In the new human embryo work, Liu and colleagues, including Wei-Hua Wang of the Houston Fertility Institute in Texas, first tested this type of repair on embryos with an extra set of chromosomes. Efficiency was low; about 10 to 20 percent of embryos contained the desired edits. Researchers had previously argued that extra chromosomes could interfere with the editing process, so Liu’s group also made embryos with the normal two copies of each chromosome (one from the father and one from the mother). Sperm from men that have genetic diseases common in China were used to fertilize eggs. In one experiment, Liu’s group made 10 embryos, two of which carried a mutation in the G6PD gene. Mutations in that gene can lead to a type of anemia.

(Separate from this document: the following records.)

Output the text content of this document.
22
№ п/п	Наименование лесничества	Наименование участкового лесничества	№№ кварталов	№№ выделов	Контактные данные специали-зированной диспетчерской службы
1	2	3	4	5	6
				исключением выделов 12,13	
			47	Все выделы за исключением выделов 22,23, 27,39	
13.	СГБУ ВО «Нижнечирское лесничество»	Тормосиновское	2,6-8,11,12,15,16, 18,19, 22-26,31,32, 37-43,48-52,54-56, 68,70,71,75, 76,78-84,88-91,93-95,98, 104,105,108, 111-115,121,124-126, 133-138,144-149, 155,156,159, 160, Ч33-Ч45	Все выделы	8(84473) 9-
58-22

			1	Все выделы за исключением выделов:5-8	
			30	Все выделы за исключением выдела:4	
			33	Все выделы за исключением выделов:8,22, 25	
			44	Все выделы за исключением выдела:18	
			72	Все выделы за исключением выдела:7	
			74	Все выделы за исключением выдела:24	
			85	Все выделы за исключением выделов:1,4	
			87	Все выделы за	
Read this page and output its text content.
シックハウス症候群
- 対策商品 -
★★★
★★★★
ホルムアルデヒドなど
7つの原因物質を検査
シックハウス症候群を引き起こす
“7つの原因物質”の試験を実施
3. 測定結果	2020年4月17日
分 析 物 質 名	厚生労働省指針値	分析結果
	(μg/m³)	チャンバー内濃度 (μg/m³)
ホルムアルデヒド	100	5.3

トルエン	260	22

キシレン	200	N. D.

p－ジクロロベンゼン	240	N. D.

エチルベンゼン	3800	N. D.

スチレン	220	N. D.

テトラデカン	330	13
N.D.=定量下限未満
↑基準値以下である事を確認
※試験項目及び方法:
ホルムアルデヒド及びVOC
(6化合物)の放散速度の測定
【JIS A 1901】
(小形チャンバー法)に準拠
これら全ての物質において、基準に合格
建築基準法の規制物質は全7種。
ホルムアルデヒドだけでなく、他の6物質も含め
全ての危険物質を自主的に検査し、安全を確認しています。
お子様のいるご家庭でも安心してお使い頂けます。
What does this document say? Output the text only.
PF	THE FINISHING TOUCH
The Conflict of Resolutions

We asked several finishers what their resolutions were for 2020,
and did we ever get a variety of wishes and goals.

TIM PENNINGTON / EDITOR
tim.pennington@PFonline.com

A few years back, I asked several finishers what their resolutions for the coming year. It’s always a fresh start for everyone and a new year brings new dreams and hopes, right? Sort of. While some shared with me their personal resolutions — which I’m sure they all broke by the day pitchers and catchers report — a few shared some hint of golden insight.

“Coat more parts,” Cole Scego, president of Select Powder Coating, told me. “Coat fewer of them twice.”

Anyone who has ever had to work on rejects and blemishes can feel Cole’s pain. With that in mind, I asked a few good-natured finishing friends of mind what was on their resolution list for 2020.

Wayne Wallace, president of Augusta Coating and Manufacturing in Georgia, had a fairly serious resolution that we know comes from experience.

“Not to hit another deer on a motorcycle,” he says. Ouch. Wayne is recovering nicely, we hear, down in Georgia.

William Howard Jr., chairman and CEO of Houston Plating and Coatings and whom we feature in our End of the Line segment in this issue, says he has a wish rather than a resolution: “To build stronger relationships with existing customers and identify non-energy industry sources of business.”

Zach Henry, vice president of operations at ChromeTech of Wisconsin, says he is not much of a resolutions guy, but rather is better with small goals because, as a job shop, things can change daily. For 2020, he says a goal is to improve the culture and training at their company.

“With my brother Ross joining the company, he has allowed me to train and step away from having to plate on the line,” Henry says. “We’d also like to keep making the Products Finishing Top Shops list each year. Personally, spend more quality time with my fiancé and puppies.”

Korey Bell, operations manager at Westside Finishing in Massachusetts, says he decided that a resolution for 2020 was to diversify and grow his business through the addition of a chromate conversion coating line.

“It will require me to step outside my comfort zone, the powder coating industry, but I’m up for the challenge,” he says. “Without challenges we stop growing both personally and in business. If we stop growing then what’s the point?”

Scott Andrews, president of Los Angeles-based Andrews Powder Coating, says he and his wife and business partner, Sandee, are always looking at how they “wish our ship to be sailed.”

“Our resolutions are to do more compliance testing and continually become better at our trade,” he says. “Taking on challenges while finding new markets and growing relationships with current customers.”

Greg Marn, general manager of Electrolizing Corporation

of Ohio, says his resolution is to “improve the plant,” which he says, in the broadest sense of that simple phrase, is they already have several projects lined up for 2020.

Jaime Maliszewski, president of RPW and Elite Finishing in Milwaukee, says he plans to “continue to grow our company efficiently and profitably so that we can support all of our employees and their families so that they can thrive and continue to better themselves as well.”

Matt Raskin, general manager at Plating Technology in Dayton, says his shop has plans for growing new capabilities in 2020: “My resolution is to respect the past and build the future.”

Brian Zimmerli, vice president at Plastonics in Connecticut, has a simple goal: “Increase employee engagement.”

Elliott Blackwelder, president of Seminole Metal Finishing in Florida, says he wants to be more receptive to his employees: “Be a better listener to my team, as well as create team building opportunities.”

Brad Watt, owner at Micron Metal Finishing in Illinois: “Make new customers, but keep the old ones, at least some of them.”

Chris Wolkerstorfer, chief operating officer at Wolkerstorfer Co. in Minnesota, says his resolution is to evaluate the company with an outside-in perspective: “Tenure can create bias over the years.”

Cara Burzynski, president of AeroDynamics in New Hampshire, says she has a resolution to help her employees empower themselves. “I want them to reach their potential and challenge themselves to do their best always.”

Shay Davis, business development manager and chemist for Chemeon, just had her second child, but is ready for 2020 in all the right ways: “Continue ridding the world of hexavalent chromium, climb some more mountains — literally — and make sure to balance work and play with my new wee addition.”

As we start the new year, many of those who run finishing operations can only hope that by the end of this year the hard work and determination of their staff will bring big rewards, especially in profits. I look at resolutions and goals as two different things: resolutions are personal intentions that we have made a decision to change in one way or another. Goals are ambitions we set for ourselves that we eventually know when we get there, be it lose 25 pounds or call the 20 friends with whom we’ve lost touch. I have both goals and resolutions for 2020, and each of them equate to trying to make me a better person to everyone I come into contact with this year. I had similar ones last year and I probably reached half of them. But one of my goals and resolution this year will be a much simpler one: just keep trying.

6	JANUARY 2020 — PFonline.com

Then the team injected Cas9 protein already leashed to its guide RNA, along with a separate piece of DNA that embryos could use as a template for repairing the mutant gene. G6PD mutations were repaired in both embryos. Since both of the two embryos had the repair, the researchers say they achieved 100 percent efficiency. But one embryo was a mosaic: It carried the fix in some but not all of its cells. Another experiment to repair mutations in the HBB gene, linked to blood disorders, worked with 50 percent efficiency, but with some other technical glitches.

Scientists don’t know whether editing just some cells in an embryo will be enough to cure genetic diseases. For that reason, some researchers think it may be necessary to step back from embryos to edit the precursor cells that produce eggs and sperm, says Harvard University geneticist George Church. Precursor cells can produce many copies of themselves, so some could be tested to ensure that proper edits have been made with no off-target mutations. Properly edited cells would then be coaxed into forming sperm or eggs in lab dishes. Researchers have already succeeded in making viable sperm and eggs from reprogrammed mouse stem cells (SN: 11/12/16, p. 6). Precursors of human sperm and eggs have also been grown in lab dishes (SN Online: 12/24/14), but researchers have yet to report making viable human embryos from such cells.

The technology to reliably and safely edit human germline cells will probably require several more years of development, researchers say.

Germline editing — as altering embryos, eggs and sperm or their precursors is known — probably won’t be the first way CRISPR/Cas9 is used to tackle genetic diseases. Doctors are already planning experiments to edit genes in body cells of patients. Those experiments come with fewer ethical questions but have their own hurdles, researchers say.

“We still have a few years to go,” says MacKenzie, “but I’ve never been so hopeful as I am now of the capacity of this technology to change people’s lives.”